17 de outubro de 2012

O Fim






O livro ainda está entre minhas mãos. Releio a última frase, e olho o vazio que resta na página. Acho que é um pouco do que me resta desse instante: uma alma branca.
Viro a página como se buscasse um epílogo inexistente ou um capítulo secreto reservado apenas para os mais curiosos. Procuro em vão por uma frase mais, uma espécie de consolo para meu abandono.
Mas isso é esperar por uma ressurreição. E, para mim, é certo que o final de um livro é uma pequena morte. Jazem ali os desejos que compartilhei com suas personagens, e morre esse mergulho fantasioso que encheu meu mundo de cores diferentes das de sempre. Num empuxo violento, volto à superfície branca da realidade. Sinto meus pés tocarem o chão mais uma vez, e meus sapatos parecem duros e ásperos.
Aproximo o livro de meu rosto e inspiro profundamente, sem me dar conta da estranheza de tal cena. Não importa, é como se beijasse um amor carinhosamente pela última vez. Pouso o livro em meu colo. Sei que aquela é a nossa despedida.
Nada me preparou para este momento, nem mesmo o tato das páginas emagrecendo em minha mão direita. Perco um mundo que era nosso, do livro e meu. Ganho uma porção de memórias que, se forem boas o bastante, se tornam inesquecíveis.
Sempre achei que havia um quê de mágico nesse instante fugaz em que olhos terminam de correr a última palavra de um livro. É uma espécie saudade de algo que nunca tive.

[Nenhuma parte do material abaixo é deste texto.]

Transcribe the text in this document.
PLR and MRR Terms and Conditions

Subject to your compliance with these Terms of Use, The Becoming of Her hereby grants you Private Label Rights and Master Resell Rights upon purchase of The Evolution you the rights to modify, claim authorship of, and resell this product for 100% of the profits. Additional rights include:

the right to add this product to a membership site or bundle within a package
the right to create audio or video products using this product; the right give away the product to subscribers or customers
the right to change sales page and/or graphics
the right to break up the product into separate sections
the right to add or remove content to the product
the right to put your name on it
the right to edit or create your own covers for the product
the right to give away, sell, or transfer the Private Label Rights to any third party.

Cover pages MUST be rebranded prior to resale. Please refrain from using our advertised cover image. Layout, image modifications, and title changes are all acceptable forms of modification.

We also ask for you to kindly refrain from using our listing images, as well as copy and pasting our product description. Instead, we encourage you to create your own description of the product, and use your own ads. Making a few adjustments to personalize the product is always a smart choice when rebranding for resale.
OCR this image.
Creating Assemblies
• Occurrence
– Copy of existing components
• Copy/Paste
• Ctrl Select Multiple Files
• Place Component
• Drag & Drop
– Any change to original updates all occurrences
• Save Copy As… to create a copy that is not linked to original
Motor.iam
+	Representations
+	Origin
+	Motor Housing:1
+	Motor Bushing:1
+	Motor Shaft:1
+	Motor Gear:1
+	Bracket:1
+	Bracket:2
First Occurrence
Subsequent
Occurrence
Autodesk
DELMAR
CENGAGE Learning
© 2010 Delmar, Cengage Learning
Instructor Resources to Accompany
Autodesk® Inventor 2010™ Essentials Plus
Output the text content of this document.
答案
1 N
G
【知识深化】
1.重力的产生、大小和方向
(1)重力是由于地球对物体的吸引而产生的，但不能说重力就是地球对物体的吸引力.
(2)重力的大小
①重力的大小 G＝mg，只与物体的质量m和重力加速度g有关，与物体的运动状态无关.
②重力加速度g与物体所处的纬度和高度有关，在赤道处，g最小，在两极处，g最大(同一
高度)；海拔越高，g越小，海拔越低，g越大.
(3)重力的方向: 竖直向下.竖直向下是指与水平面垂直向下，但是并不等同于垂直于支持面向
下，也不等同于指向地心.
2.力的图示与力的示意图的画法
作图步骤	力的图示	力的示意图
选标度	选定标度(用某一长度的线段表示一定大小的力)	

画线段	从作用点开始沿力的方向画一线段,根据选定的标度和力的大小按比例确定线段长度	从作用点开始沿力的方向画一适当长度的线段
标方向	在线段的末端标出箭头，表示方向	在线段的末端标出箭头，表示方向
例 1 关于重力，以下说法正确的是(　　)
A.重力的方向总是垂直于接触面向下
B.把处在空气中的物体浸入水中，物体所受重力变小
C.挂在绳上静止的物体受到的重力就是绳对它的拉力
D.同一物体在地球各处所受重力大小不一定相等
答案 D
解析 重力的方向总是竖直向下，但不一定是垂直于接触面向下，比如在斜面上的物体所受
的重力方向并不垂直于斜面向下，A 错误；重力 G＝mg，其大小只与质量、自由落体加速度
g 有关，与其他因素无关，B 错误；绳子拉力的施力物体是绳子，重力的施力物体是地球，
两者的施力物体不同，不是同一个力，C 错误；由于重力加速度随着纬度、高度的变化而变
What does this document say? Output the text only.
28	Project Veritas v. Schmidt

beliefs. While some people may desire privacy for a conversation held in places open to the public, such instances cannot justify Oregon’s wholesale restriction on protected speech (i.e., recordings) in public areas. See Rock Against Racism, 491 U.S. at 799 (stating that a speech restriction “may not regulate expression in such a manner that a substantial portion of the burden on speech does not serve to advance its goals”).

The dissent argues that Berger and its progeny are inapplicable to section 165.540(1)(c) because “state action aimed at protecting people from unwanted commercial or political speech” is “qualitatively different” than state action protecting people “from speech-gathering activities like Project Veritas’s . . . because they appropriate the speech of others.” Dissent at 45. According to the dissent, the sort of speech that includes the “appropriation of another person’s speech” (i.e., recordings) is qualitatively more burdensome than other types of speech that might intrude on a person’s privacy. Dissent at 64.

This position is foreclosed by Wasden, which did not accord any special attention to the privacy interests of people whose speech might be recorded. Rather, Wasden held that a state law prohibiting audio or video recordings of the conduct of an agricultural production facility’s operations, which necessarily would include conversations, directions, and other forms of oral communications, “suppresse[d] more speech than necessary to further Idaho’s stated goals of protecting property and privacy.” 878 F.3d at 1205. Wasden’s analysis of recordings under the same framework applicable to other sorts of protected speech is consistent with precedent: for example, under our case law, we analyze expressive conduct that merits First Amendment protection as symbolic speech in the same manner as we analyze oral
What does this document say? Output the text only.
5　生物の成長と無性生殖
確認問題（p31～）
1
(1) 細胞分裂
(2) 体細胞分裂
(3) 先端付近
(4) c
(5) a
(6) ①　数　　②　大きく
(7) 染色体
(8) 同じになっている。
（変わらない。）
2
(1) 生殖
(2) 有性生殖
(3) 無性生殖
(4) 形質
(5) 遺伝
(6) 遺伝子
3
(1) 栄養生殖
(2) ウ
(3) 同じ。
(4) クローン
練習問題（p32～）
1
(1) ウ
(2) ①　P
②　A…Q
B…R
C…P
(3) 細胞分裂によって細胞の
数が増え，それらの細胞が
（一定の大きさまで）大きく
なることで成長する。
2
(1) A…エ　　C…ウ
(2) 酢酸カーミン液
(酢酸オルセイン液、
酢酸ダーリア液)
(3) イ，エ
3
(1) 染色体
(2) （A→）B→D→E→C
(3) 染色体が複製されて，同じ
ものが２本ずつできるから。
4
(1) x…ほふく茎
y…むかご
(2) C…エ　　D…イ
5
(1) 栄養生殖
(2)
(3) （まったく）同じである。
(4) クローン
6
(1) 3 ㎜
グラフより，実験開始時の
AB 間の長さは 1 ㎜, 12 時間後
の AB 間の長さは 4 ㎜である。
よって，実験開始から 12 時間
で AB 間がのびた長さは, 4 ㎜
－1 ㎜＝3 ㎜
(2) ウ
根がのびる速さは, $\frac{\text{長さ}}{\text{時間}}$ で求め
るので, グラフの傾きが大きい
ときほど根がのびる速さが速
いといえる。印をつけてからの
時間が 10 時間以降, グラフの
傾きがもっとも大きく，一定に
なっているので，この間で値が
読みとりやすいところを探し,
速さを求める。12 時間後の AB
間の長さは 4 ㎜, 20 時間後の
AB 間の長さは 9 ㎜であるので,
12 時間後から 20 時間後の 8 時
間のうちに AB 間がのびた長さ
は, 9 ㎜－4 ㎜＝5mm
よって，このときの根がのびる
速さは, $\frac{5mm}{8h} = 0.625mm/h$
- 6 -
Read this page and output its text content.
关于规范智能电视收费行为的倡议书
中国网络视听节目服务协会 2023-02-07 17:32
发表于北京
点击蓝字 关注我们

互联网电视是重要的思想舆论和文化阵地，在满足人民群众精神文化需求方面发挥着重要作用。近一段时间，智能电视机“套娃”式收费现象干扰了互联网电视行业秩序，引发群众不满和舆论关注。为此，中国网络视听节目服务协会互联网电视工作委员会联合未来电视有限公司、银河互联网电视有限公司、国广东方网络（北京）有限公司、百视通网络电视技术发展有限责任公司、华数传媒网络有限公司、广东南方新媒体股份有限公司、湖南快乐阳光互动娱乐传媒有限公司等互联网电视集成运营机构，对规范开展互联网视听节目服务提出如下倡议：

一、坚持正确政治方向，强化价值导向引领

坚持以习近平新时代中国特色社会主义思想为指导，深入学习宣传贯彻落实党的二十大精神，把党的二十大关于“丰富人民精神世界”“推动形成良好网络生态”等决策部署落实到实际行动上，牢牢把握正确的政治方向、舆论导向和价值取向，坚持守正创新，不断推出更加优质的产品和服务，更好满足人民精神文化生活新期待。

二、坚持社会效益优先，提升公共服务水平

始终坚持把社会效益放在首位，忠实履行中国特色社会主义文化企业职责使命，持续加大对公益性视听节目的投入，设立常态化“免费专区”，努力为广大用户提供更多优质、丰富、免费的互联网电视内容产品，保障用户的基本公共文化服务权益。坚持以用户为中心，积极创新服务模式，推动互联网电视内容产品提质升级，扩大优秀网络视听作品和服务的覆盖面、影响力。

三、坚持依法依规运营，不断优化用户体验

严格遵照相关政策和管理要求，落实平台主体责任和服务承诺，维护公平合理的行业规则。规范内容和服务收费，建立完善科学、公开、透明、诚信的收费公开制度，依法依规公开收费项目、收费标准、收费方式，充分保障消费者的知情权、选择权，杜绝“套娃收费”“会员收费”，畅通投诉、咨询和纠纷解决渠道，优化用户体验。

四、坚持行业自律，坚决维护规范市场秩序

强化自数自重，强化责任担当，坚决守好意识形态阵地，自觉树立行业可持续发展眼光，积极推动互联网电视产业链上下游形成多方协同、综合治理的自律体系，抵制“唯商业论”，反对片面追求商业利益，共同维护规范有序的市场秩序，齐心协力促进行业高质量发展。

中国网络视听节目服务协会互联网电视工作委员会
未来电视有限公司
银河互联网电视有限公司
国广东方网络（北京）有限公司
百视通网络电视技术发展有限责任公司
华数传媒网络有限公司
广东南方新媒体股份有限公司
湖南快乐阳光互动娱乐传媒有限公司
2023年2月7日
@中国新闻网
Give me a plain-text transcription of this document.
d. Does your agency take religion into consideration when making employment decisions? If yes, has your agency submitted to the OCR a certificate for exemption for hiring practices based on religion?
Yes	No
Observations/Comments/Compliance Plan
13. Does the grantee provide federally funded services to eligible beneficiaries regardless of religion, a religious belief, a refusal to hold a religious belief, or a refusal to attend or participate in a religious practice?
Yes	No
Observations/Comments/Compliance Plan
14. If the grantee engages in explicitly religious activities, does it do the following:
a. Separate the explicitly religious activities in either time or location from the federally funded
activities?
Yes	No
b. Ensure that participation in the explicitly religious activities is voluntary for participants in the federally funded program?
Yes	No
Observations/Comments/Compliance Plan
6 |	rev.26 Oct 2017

Depois, o livro volta para a prateleira. Agora, ele torna-se um velho amigo, e um dia abrirei suas páginas amareladas para relembrar as histórias que vivemos juntos, como a nostalgia compartilhada pelos amigos de colégio. Sou capaz de perdoá-lo pela crueldade de ter chegado ao fim quando observo que, assim como o toque dos meus dedos envergou suas beiradas, eu também carrego em mim, para sempre, sedimentos de suas palavras.